Pohokura permit operator Shell Todd Oil Services recently confirmed industry rumours that the Ocean Bounty, which is presently drilling the Casino-1 well for Santos and Strike Oil, is to drill the Pohokura North-1 well in licence PEP 38459 from late September-early October.
There is an option in the contract which will permit the rig to also be used on the more southern Maari field, in PEP 38413, if the Maari partners approve an appraisal well of that marginal discovery.
The aim of the Pohokura North well is to ascertain the northern extent of the 1tcf-plus gas-condensate field and to further evaluate the geological and petrophysical properties in this region of the field.

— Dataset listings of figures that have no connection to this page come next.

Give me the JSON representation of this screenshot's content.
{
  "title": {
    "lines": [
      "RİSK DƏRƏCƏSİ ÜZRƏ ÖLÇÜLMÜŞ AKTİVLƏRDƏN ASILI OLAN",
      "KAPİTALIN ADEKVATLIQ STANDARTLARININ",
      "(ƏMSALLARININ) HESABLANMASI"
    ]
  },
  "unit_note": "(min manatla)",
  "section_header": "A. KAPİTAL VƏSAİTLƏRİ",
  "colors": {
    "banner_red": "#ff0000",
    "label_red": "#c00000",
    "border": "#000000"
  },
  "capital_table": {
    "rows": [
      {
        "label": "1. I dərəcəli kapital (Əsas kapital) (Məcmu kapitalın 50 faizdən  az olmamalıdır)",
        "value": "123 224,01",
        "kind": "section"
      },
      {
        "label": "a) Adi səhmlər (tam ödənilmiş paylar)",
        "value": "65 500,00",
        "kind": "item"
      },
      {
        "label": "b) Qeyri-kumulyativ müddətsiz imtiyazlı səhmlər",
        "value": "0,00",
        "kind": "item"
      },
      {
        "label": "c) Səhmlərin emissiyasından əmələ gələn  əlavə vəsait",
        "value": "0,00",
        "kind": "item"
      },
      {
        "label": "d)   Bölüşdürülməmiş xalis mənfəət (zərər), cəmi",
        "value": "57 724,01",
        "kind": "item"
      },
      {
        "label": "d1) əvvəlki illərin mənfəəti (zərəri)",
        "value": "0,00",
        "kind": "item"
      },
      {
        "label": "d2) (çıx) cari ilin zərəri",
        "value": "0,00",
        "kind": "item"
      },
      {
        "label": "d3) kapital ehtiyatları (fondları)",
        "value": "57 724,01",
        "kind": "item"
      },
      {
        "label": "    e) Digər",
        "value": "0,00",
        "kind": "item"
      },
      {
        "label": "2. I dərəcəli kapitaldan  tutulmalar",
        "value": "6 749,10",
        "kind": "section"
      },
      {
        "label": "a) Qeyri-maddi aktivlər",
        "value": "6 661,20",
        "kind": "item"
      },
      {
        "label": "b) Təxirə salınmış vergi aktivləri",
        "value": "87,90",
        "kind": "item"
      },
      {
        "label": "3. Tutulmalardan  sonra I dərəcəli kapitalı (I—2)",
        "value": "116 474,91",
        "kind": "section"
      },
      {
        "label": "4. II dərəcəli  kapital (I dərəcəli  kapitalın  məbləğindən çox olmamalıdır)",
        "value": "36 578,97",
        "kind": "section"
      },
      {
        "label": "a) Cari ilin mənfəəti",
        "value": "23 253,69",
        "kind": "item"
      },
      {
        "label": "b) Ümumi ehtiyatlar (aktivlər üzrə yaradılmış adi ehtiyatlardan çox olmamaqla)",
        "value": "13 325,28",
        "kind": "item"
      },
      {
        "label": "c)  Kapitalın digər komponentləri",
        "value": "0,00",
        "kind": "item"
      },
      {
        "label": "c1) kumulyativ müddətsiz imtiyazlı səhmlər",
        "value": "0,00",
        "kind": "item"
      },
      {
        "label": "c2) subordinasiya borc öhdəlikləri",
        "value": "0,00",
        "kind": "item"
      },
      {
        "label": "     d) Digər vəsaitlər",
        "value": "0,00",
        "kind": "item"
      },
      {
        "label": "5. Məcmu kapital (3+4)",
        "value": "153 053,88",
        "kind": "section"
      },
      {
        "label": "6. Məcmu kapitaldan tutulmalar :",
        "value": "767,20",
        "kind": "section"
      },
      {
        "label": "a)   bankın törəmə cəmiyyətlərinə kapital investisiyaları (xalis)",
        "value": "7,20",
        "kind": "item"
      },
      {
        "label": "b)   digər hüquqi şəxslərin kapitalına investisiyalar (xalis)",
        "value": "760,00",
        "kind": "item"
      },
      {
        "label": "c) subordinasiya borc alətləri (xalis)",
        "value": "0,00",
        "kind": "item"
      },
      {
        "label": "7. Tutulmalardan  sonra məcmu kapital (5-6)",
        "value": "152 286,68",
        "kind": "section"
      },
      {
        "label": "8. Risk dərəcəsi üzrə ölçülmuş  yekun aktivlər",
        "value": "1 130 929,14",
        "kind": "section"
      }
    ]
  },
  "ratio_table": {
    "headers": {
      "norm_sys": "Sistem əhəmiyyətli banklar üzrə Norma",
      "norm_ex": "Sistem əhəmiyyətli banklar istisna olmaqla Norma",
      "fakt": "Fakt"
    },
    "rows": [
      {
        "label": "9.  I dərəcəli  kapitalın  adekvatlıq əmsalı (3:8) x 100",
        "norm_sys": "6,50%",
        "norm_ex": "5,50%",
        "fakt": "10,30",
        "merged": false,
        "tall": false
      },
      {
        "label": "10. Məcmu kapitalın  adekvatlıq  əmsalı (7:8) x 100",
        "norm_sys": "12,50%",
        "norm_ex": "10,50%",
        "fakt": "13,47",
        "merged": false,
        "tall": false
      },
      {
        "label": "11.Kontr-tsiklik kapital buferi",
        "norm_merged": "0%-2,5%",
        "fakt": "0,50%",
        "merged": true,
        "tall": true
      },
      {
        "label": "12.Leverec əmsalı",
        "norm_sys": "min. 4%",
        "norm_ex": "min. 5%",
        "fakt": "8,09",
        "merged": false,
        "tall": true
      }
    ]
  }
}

STOS acts as Pohokura and Maari operator and is about to start the Pohokura South-01 well from an onshore site near the Methanex Motunui complex to test the southern limit of the field for the Pohokura partners - Shell New Zealand, Todd Energy and Germany's Preussag Energie.
A Maari appraisal well may be one of the last things done by STOS before the Maari partners - Shell and Todd and Austria's OMV Petroleum - have to decide whether to proceed with commercial development of the marginal discovery or to relinquish the permit, the second term of which expires next January.
In early 2000, then Shell NZ petroleum manager Martin Trachsel Shell believed an economic development of approximately 40 million barrels was possible, even at low oil prices, based on production from the Maari prospect alone, and not from the nearby Pike prospect, also within PEP38413. However, more recently Shell has been wanting to exit Maari as the field does not meet Royal Dutch Shell's strict international criteria of 15-18% return on capital, 3% year-on-year production growth and 3% reductions in operating costs.
There are also industry rumours that major Conoco, which has committed to drill in PEP 38602 by next April, is going to pick up the Ocean Bounty after the Pohokura/Maari programs for its second well off Northland.